I need a regex that will find either an opening div tag, or a closing div tag, or both in an html web page. Thanks :)
+1
A:
You could start with:
</?div>
This won't correctly handle:
- whitespace
- attributes on the div
- self-closing div tags
- upper case tags
- tags inside HTML comments that should be ignored
- etc...
To handle HTML correctly you're better off using an HTML parser rather than regular expressions.
Mark Byers
2010-08-05 22:29:52
I wouldn't describe that as "safe".
Mark Byers
2010-08-05 23:39:52
+1
A:
HTML, XHTML, and XML can not be parsed using regular expressions. There are parsers designed for this type of thing. If you specify the language(s) you are using, I'm sure someone can suggest the right tool(s) for the job, but I know for a fact that regular expressions will not be on that list.
Thomas Owens
2010-08-05 22:34:42
He/she said he/she wants to find the tags, not necessarily parse the contents.
NullUserException
2010-08-05 23:30:09
It doesn't matter what you want to do - most parsers that I've seen allow you do to things like count tags too. But regex is never the right answer when dealing with HTML.
Thomas Owens
2010-08-06 00:58:32
A:
If you can use xpath it would be //div
Look into using an XML parser that supports it instead of regex.
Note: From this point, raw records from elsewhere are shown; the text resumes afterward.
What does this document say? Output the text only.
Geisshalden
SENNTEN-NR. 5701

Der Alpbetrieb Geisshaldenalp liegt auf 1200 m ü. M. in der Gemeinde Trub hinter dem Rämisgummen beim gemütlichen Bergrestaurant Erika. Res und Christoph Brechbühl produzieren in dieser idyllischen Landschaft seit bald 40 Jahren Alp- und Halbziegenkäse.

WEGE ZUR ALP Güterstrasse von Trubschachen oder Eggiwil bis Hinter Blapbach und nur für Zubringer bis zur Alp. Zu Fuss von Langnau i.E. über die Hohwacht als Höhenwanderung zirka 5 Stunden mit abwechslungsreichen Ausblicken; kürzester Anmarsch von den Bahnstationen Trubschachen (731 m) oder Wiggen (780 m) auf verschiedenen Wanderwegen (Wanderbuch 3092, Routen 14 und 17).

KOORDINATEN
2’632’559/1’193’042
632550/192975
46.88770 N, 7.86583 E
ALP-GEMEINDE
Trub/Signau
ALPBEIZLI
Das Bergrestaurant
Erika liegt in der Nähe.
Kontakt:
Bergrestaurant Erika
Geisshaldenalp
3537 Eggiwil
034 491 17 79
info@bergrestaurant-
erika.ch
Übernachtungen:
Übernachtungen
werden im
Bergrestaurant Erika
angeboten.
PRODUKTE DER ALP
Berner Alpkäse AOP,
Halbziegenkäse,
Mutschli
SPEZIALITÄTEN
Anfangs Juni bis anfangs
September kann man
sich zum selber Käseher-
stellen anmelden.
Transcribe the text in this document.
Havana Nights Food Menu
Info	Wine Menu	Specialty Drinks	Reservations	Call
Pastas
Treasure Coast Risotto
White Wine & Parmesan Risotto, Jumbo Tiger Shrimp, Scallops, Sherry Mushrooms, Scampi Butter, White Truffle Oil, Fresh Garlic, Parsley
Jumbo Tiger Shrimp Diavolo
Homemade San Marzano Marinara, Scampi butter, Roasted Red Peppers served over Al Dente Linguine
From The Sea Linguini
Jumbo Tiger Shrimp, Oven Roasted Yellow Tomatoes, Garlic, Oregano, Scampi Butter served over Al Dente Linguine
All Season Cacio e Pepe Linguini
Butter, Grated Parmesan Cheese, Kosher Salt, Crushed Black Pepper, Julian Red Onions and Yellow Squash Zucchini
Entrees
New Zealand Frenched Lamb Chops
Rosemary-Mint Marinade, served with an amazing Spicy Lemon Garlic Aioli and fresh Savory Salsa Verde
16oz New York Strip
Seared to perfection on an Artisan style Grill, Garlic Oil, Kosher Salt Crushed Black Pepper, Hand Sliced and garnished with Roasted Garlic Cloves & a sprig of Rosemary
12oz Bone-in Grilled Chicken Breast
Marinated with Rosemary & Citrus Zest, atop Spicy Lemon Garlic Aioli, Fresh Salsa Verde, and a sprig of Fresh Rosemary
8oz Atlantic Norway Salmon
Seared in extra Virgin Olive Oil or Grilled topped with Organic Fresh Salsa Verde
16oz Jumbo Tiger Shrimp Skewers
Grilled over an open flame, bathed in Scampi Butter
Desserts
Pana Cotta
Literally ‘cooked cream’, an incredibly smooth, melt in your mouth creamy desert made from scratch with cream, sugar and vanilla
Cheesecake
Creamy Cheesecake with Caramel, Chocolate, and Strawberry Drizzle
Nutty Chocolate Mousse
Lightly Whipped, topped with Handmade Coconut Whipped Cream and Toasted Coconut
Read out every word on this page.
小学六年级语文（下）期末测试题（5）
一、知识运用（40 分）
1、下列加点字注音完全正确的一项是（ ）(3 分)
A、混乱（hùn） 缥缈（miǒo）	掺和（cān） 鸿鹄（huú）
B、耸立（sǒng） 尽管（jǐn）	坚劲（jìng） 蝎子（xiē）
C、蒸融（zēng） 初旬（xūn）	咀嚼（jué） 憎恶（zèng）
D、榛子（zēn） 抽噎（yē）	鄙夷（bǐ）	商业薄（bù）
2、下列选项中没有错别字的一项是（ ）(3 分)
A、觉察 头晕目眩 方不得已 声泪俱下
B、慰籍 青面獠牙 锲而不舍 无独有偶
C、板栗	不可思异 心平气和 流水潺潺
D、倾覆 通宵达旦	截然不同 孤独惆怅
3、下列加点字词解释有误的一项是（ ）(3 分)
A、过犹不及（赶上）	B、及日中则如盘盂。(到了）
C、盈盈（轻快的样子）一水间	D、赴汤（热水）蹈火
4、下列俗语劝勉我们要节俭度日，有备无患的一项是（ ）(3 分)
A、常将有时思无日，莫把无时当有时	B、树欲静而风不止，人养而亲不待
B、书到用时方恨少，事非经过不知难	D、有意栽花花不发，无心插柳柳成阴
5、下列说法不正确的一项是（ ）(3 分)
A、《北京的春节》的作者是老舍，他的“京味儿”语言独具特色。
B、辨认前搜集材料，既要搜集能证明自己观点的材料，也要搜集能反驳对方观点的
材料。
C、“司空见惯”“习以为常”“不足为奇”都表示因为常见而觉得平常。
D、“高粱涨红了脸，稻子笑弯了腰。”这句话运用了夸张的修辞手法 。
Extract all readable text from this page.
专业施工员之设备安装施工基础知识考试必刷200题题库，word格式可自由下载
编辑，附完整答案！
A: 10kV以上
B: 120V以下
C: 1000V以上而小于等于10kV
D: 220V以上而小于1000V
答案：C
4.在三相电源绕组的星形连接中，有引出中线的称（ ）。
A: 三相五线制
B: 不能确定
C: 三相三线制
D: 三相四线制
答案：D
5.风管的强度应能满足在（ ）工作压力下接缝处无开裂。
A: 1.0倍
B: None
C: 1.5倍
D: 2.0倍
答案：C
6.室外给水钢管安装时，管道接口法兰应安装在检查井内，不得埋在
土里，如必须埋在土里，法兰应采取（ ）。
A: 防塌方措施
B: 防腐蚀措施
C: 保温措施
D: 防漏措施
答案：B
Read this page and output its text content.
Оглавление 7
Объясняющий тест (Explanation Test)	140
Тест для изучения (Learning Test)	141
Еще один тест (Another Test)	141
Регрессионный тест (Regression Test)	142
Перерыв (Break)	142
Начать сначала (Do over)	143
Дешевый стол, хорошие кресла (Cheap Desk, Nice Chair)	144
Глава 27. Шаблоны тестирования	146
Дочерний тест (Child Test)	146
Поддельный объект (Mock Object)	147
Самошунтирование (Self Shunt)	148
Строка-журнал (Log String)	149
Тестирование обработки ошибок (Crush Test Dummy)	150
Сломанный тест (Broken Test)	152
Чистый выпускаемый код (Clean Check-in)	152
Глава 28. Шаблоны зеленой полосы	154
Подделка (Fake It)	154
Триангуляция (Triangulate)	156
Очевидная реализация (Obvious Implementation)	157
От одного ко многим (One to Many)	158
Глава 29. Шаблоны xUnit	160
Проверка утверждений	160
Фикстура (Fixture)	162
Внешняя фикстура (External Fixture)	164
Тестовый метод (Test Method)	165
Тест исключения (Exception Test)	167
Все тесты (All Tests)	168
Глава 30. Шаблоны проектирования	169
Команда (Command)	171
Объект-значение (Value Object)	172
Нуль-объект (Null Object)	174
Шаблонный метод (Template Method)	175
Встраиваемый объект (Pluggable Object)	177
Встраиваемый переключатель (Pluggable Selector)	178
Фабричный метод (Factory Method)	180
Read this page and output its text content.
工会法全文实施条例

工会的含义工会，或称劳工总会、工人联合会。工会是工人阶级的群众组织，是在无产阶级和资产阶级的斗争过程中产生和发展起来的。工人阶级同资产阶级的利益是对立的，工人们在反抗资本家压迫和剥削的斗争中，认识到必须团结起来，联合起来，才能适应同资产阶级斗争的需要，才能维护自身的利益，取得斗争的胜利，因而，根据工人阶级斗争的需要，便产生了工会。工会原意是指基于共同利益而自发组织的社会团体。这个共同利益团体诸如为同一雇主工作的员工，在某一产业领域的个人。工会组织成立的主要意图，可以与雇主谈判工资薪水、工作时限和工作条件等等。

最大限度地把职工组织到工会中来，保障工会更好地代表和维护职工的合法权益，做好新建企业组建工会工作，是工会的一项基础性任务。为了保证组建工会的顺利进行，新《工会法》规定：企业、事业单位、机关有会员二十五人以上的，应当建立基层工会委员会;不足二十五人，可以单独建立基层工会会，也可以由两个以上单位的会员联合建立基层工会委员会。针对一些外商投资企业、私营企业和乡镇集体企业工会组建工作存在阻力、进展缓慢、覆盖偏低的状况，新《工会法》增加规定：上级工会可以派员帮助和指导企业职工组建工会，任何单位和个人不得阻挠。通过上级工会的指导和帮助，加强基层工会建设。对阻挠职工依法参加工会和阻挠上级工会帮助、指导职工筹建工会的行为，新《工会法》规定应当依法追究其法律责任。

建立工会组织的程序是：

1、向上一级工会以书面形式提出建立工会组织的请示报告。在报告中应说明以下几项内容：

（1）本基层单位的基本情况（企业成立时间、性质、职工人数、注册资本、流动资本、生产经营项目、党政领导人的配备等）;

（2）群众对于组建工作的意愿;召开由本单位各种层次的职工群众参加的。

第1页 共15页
If you MUST use regex, go with coding_hero's answer.
Just for show, in PHP:
//$htmldoc is some xhtml document from somewhere
$xhtml = simplexml_load_file($htmldoc);
$divs = $xhtml->xpath('//div'); //grab simpleXMLElement from all divs in document
return $divs->asXML(); //returns xml of div elements and children
Tim
2010-08-05 23:02:07
I believe XPath requires XML content. HTML does not conform to all of the rules of XML.
Thomas Owens
2010-08-06 00:58:54
Agreed, but that's why I prefaced this with "if it must be regex, use coding_hero's". I also specified that it's based on an xhtml document. SimpleXML is also fully compatible with DOM in PHP.
Tim
2010-08-06 04:05:18